Backup, Archive, HSM – What’s the Difference Anyway?

Reading time for this article .
Part One or Two

One of the interesting things I have discovered since I have been talking with so many HPC customers is that the term “backup” is seldom used.  You might ask if they aren’t doing traditional backups, then why would we, a backup solutions provider,  want to talk to them. Well, first you need to fully understand the difference between backup and archive.  Archive is a word you will hear more often in the HPC and M&E environments, especially if there is data in excess of the petabyte range and large files that aren’t accessed frequently but need to be kept indefinitely. 

In this blog, which is the first of a two part series, I will provide some fundamental information that can help you differentiate backup from archive.  In the subsequent blog, part two, we will peel the covers back on the process that is different from backup and archive and similar to the traditional HSM (Hierarchical Storage Management). This information will prove to be valuable for those HPC or other data intensive customers who may claim that they don’t do backups.  Stay tuned for more on this subject later.

The differences between backup and archive:

Backup: simply refers to the creation of a copy of data and storing it somewhere for restoration in the event the original version of the data was compromised in some way.  We evangelize the concept of backups because we know, and most customers realize, that data can accidentally be deleted, corruption could occur, data loss, or even worse, a natural disaster could wipe out the entire data center.

Backup is simply safeguarding or protecting the data that is being used by duplicating that data.  This is usually done in a rotating cycle or through schedules including: daily incremental which are kept for seven days, a weekly full kept for a month, a monthly full kept for a year and a yearly full kept for seven years.  Although this process has proven effective and most of the backup applications on the market today are ideal for doing this, problems occur when you start having multiple copies of the same data consuming a lot more hardware than necessary, not to mention the associated costs of running and managing that hardware. 

With backup – think business continuity

One of the key differences when comparing backup strategies to  archiving, is the difficulty of singling out select files for long term retention.  Everything in the backup gets lumped into the large full backup at the end of the year or seven years and called an “archive”.  It may in fact be called an archive but a recovery would function more like a backup recovery, which could be very costly and time consuming.  Backup strategies are more for business continuity purposes and not necessary for long term archiving.

With archive – think long-term retention

Archive: The main difference between an archive and a backup is that an archive refers to a single collection of records or data that is designated for long-term retention.  When the data is moved from the production environment to the archive environment it is tagged or indexed by metadata that assists in quickly locating that particular file or chunk of data through a search mechanism.  This process and the sophisticated software that performs it make locating a single file much more efficient than it would be in a traditional backup.  An archive is generally found in a common file system structure and the determination of where the file is located is a function of file system.  The file system may have several different storage devices that the archived data is stored on based on a number of attributes such as size, type, last accessed, etc.  This system could be a combination of expensive disk, such as fiber channel, less expensive disk, such as SATA or SAS and tape.  The key is how the data is “structured.”  In most cases, the data may never be accessed again, but it is necessary to keep it for historical purposes, regulatory compliance or unplanned event.  The goal with creating an archive is to keep it separate from the backup rotation cycle.  It is recommended that a separate copy of the archived data be made and kept in a separate location so there are at least two copies of the final archive.

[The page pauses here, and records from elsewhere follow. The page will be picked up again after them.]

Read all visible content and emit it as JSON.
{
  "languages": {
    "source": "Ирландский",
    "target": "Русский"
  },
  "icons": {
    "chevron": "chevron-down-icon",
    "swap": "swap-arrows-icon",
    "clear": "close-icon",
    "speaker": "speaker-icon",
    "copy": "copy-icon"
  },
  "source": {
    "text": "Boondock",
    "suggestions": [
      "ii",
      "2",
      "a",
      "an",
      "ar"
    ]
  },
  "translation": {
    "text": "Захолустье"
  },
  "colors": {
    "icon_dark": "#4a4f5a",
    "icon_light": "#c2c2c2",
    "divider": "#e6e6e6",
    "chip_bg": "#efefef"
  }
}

Many environments will include both backup and archive.  Through the use of sophisticated software features that are available today, customers can establish policies that determine type, size, age, last accessed, remaining disk space and other characteristics of stored data that can automate the process of deciding whether to keep the data in the backup cycle or move it to the archive pool.

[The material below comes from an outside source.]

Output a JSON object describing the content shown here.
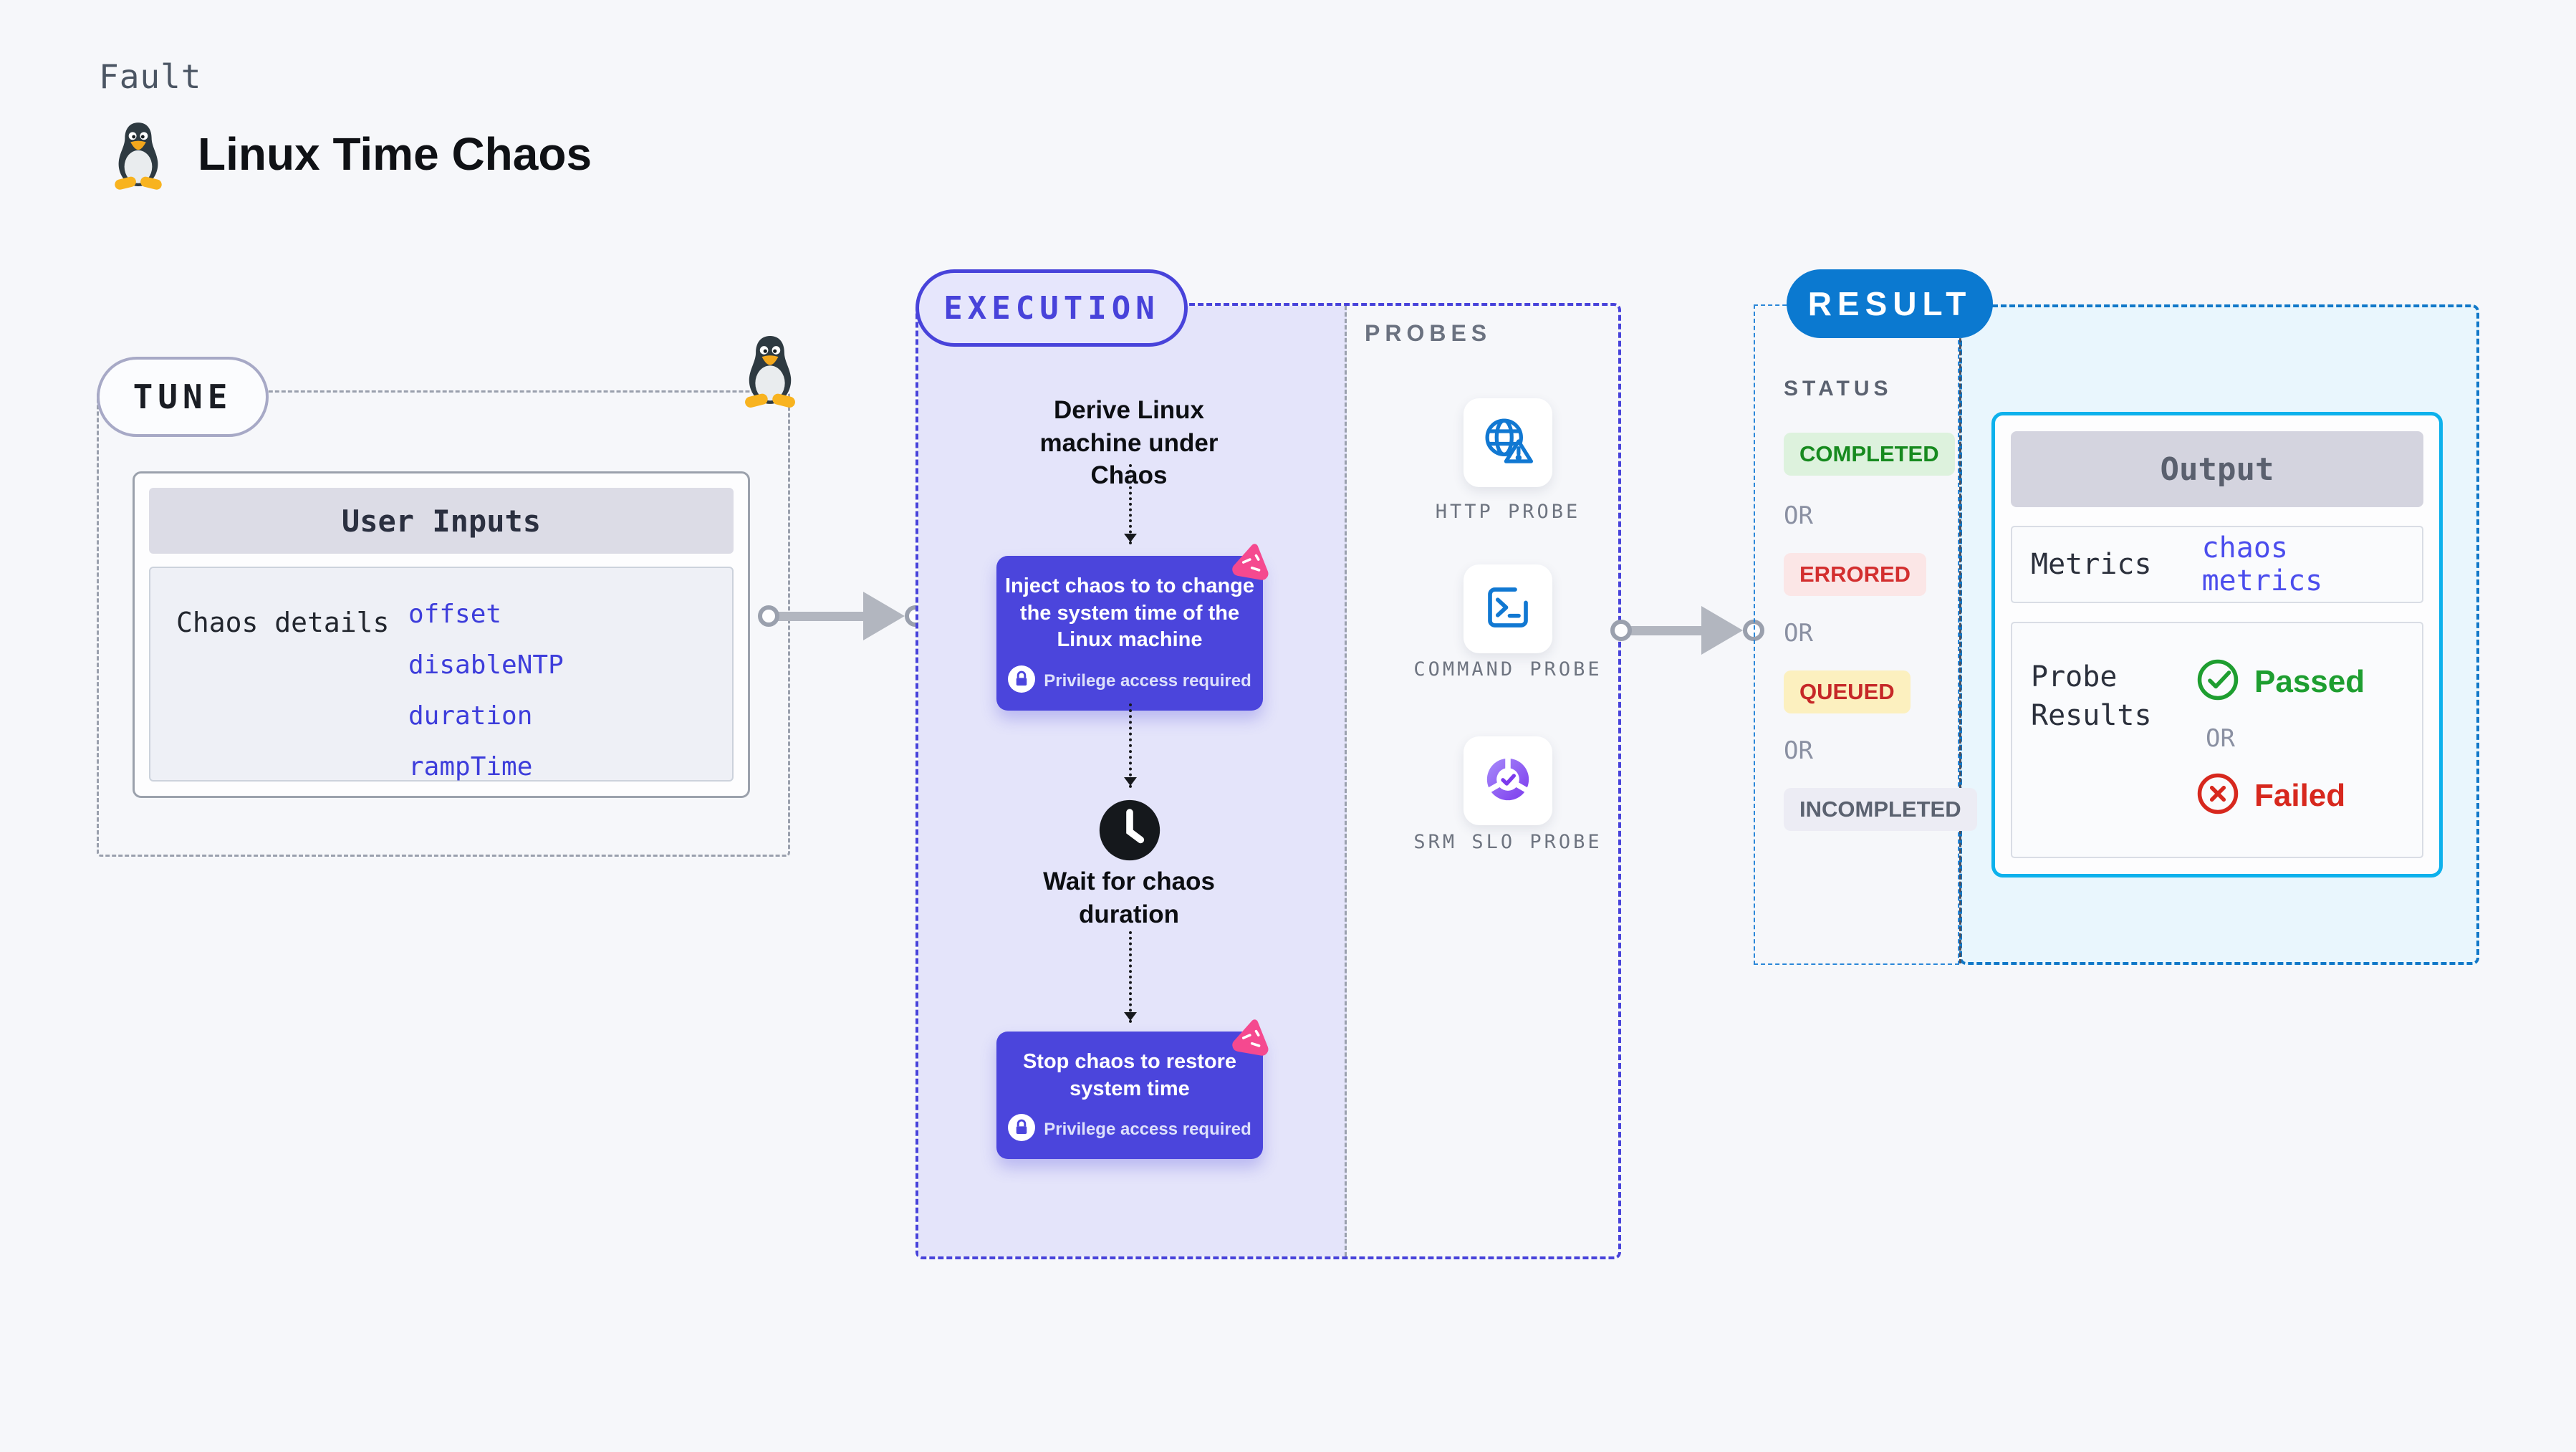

These two functions can be performed within a single library in separate partitions.  The software can then provide notification of what tapes need to be exported based on the function that was performed on those tapes, backup or archive.  I have seen numbers as high as 80% indicating how much data is duplicated within a storage infrastructure because the differences between backup and archive aren’t fully understood.  At the end of the day, knowing the difference and the benefits of backup and archive technologies, when to use them and how to balance the the two functions in an environment can drastically reduce the amount of redundancy, complexity and storage operating costs.

In Part Two of this discussion, we will look at how archives that contain production data, no matter how old or infrequently accessed, can still be retrieved online using high density and high speed tape systems and secondary disk systems.  Stay tuned for my next post which will look at enduring access to data. 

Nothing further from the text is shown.